Foraging

After making all those purchases i owed my credit card company a lot of money. I paid the minimum i had to in order to avoid interest on the balance and decided that i could not allow myself to make any further purchases until my paychecks had gone to completely paying off the credit card. This meant i could no longer buy weekly food at the grocery store. I began living off the dry items in the pantry. Mostly rice and beans and one bag of oats. After a month i began to hunger for something different; flavor and texture wise. I missed fruit immensely. I missed crunchy things.

Every grasshopper looked like gold to me. Every wild onion flower spoke of buried treasure and i spent hours digging up chunks of grass all over the property with the shovel, trying to unearth these tiny morsels of sustenance.

I discovered both the bulb and the green part of the wild onion were edible. I separated them into my apron pockets as i dug and put them into baggies upon returning to the house.

One night i found two little russet potatoes i had put in the refrigerator door when they had started sprouting and i sought to stop the process. I had forgotten about them. I hurriedly grabbed my baggies of foraged wild onions and stalks. There would be real food, real sautéed food for supper that night. The kitchen would make something other than mashed lentils and rice gruel. Something to chew!

Around this time my cherry tomatoes on the potted porch plant began to ripen. Each one was a life sustaining morsel of goodness to me. Something to taste. Something to provide nutrition.

I took nothing for granted at this time. I saw the value in every tomato, every onion, every insect i was able to capture and i thanked God for giving me the opportunity to eat.

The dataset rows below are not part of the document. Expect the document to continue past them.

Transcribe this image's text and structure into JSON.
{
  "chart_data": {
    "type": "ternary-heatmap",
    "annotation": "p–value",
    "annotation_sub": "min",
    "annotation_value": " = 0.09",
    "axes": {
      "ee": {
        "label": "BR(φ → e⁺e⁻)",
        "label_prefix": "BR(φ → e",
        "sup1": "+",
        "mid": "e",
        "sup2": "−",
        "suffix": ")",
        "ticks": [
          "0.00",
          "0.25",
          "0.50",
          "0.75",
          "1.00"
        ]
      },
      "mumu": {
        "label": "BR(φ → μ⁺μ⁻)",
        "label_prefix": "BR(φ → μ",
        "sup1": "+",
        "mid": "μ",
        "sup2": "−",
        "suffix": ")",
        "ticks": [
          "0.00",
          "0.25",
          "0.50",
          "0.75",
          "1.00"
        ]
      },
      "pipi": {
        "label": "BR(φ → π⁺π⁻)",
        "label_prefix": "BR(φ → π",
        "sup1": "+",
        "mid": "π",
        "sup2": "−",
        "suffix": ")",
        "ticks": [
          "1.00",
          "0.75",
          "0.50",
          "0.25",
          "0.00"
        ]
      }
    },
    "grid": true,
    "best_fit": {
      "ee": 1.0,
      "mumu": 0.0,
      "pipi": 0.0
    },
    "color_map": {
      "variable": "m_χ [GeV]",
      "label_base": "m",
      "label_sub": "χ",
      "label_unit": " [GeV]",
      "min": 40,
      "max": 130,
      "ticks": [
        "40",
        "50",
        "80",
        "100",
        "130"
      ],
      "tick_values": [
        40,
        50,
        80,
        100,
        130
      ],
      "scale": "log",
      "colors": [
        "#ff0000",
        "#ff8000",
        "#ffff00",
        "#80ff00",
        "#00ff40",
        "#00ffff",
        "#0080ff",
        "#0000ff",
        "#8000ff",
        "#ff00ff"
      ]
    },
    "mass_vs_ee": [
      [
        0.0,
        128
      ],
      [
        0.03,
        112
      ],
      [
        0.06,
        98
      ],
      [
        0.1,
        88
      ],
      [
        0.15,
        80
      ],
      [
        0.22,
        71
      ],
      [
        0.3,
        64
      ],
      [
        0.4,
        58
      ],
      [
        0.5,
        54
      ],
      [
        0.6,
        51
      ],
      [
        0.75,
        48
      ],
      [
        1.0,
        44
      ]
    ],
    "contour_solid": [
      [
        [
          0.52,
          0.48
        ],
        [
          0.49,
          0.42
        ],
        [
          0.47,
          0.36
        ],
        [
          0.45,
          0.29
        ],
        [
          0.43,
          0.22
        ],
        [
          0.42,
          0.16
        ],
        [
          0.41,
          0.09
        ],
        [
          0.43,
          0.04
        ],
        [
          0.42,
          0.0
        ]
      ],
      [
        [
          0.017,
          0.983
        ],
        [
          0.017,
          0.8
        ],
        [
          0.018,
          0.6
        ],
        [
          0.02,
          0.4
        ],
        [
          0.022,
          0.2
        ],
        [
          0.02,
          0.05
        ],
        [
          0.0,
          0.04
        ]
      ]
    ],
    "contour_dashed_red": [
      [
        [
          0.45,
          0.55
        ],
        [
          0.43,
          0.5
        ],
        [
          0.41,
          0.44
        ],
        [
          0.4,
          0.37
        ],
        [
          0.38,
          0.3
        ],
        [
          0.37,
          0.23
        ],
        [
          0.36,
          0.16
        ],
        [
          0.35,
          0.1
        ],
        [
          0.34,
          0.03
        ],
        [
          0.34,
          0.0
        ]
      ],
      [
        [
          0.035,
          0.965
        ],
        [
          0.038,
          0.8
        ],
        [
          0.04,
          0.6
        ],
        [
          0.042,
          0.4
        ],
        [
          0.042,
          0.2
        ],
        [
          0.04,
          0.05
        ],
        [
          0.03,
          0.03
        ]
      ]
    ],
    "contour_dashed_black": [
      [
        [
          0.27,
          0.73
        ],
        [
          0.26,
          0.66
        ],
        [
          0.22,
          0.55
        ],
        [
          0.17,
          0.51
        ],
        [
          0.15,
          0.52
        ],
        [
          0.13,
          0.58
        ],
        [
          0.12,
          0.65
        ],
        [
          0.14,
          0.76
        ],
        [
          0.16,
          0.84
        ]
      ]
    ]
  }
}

Every evening i would spend a little time foraging for bugs and wild edibles. I was reminded of my childhood when we had unearthed the tiny wild onions to use as food for our troll dolls and placed them into the little plastic chests we took with them on their migrations. In every play story we enacted the troll dolls were fleeing to escape some kind of persecution and they took only their children and the food chests with them. They would cross rivers and climb mountains in order to finally start a life anew in the back yard where there was warm weather, plenty of sunshine, and the barbies and polly pockets were tolerant of each others’ differences.